Принципиально совершенно по-новому, по-иному, использовал возможности крупного плана Эйзенштейн в «Броненосце «Потемкине». Там крупный план нигде не отрывается от конкретной среды, везде используется как самое резкое агитационное воздействие.
Крупные планы в «Броненосце «Потемкине» — как хлесткие эпитеты; они запоминаются и воздействуют как агитплакат, как «Окна РОСТА» Маяковского, как плакаты Моора и Дени. Именно таковы знаменитое пенсне доктора, крест, воткнувшийся в пол, тарелка с надписью «Хлеб наш насущный», клавиши и канделябры пианино под ногами обезумевшего от страха офицера, свеча и бумажка с надписью — «Из-за ложки борща» — на теле Вакулинчука, вся портретная галерея ораторов на молу, персонажей на лестнице, матросов, слившихся с механизмами броненосца в ожидании решительного часа в своей трудной судьбе.

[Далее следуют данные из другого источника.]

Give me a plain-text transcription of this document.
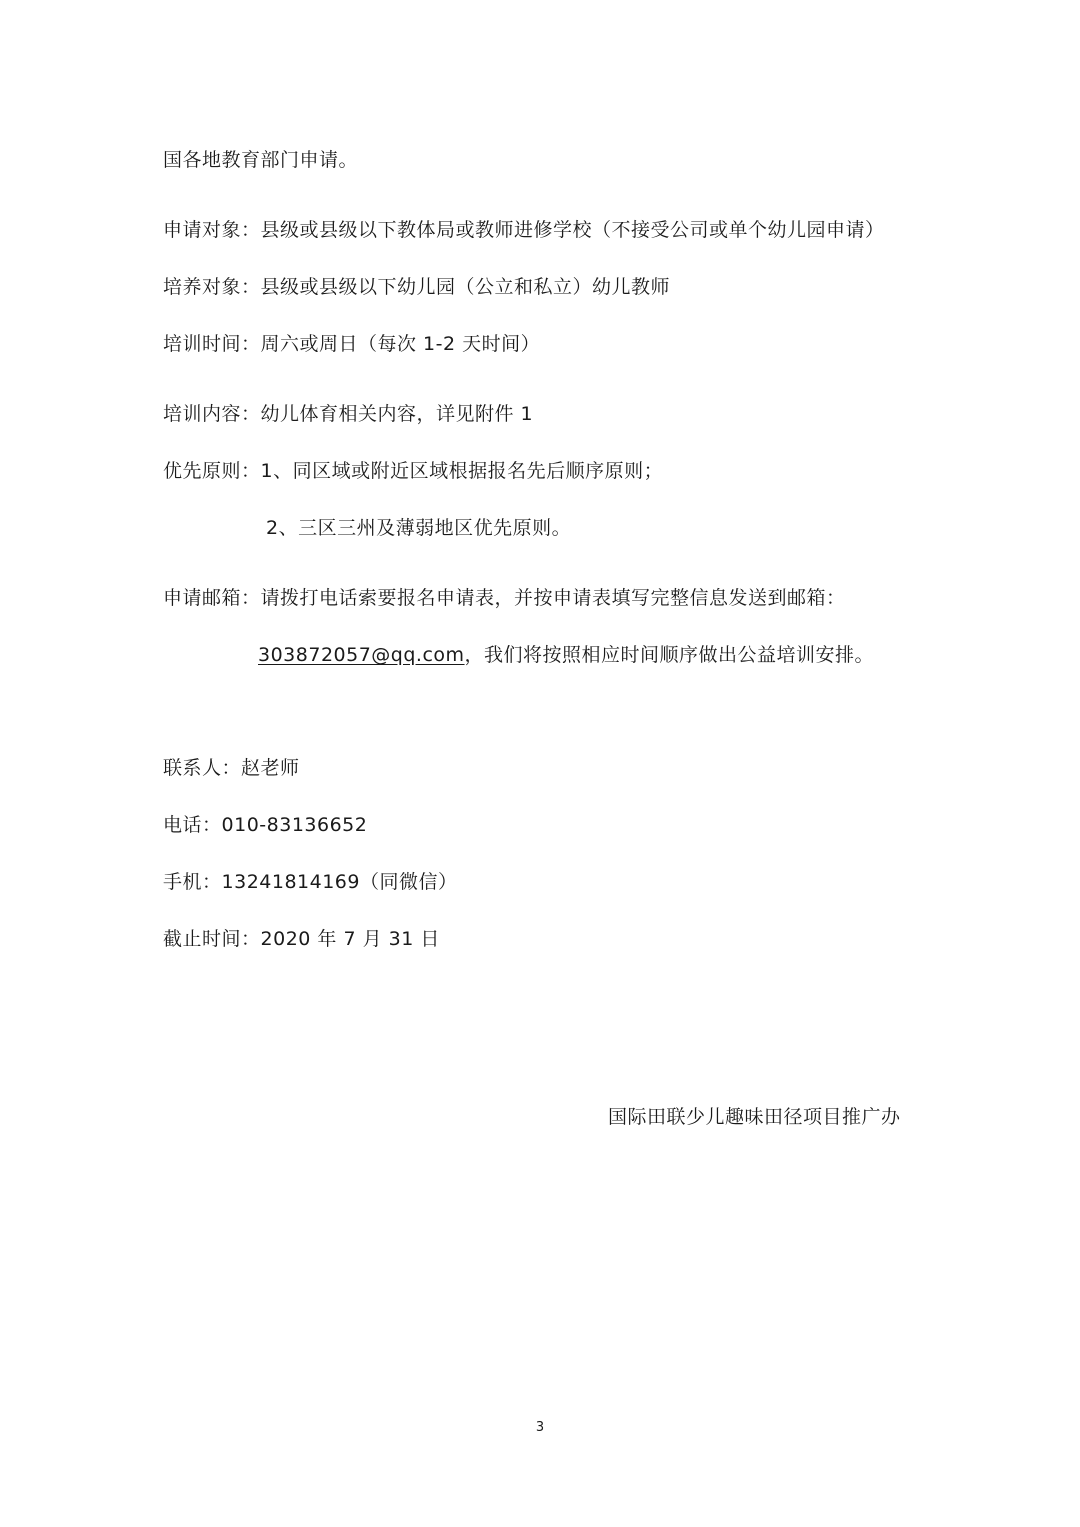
国各地教育部门申请。
申请对象：县级或县级以下教体局或教师进修学校（不接受公司或单个幼儿园申请）
培养对象：县级或县级以下幼儿园（公立和私立）幼儿教师
培训时间：周六或周日（每次 1-2 天时间）
培训内容：幼儿体育相关内容，详见附件 1
优先原则：1、同区域或附近区域根据报名先后顺序原则；
2、三区三州及薄弱地区优先原则。
申请邮箱：请拨打电话索要报名申请表，并按申请表填写完整信息发送到邮箱：
303872057@qq.com，我们将按照相应时间顺序做出公益培训安排。
联系人：赵老师
电话：010-83136652
手机：13241814169（同微信）
截止时间：2020 年 7 月 31 日
国际田联少儿趣味田径项目推广办
3
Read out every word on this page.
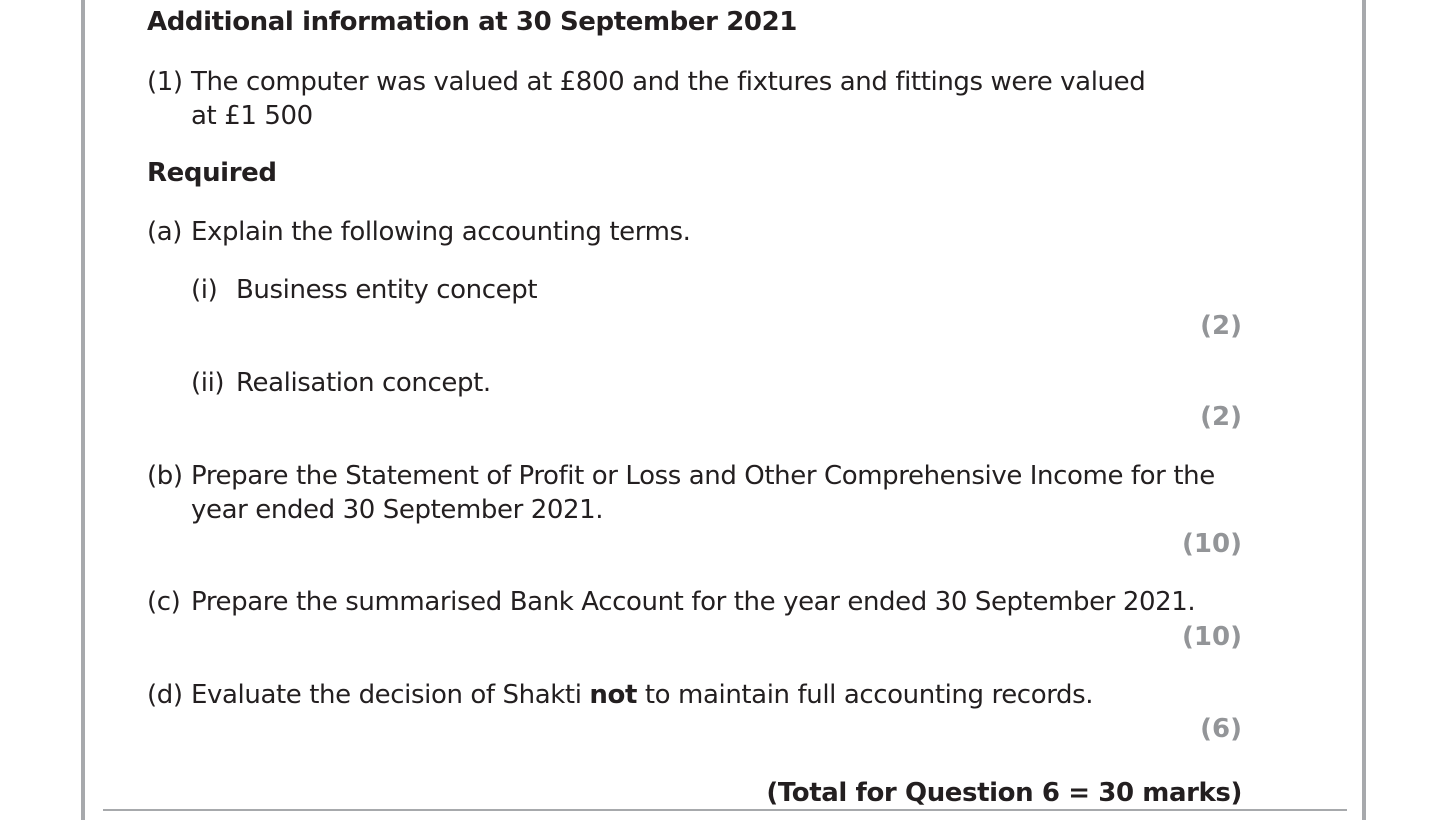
Additional information at 30 September 2021
(1) The computer was valued at £800 and the fixtures and fittings were valued
at £1 500
Required
(a) Explain the following accounting terms.
(i) Business entity concept
(2)
(ii) Realisation concept.
(2)
(b) Prepare the Statement of Profit or Loss and Other Comprehensive Income for the
year ended 30 September 2021.
(10)
(c) Prepare the summarised Bank Account for the year ended 30 September 2021.
(10)
(d) Evaluate the decision of Shakti not to maintain full accounting records.
(6)
(Total for Question 6 = 30 marks)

Крупный план — это действительно мощное средство кинематографического воздействия — расходуется здесь Эйзенштейном целесообразно, с настоящей бережливостью по-настоящему щедрого и богатого человека. В остальной ткани фильма применена вся клавиатура первых, средних, общих и дальних планов — каждый из них выполняет свою функцию, вводит зрителя в место действия, в его атмосферу, в его ритм и своим ясным и продуманным чередованием нигде не оставляет зрителя в недоумении, не приглашает его разгадывать ребусы из монтажных, изолированных деталей.
Эйзенштейн не позволяет себе в «Броненосце «Потемкине» специально задерживаться на крупных планах, эстетически смаковать их композицию или фактуру. Его почерк, несмотря на всю свою сложность, остается ясным и четким. Как непохоже все это на окрошку из крупных планов, которой стали угощать своих зрителей западные режиссеры, пытавшиеся угнаться за секретами «русского монтажа».
Вслед за фильмом Эйзенштейна считалось также «хорошим тоном» крошить на мелкие кусочки монтажные фразы, пытаясь достигнуть этим пресловутой динамики. Однако все они проглядели, что настоящий динамизм и действительно мощный темперамент такого художника, как Эйзенштейн, вырастал не из технологического приема механического дробления материала, а из того внутреннего ритма, того революционного пафоса, того действенного стремления к активному агитационному искусству, которым были пропитаны сценарий, режиссерский замысел и внутрикадровый ритм.
Юткевич С. Мировое значение «Броненосца „Потемкина“» // Искусство кино. 1956. № 1.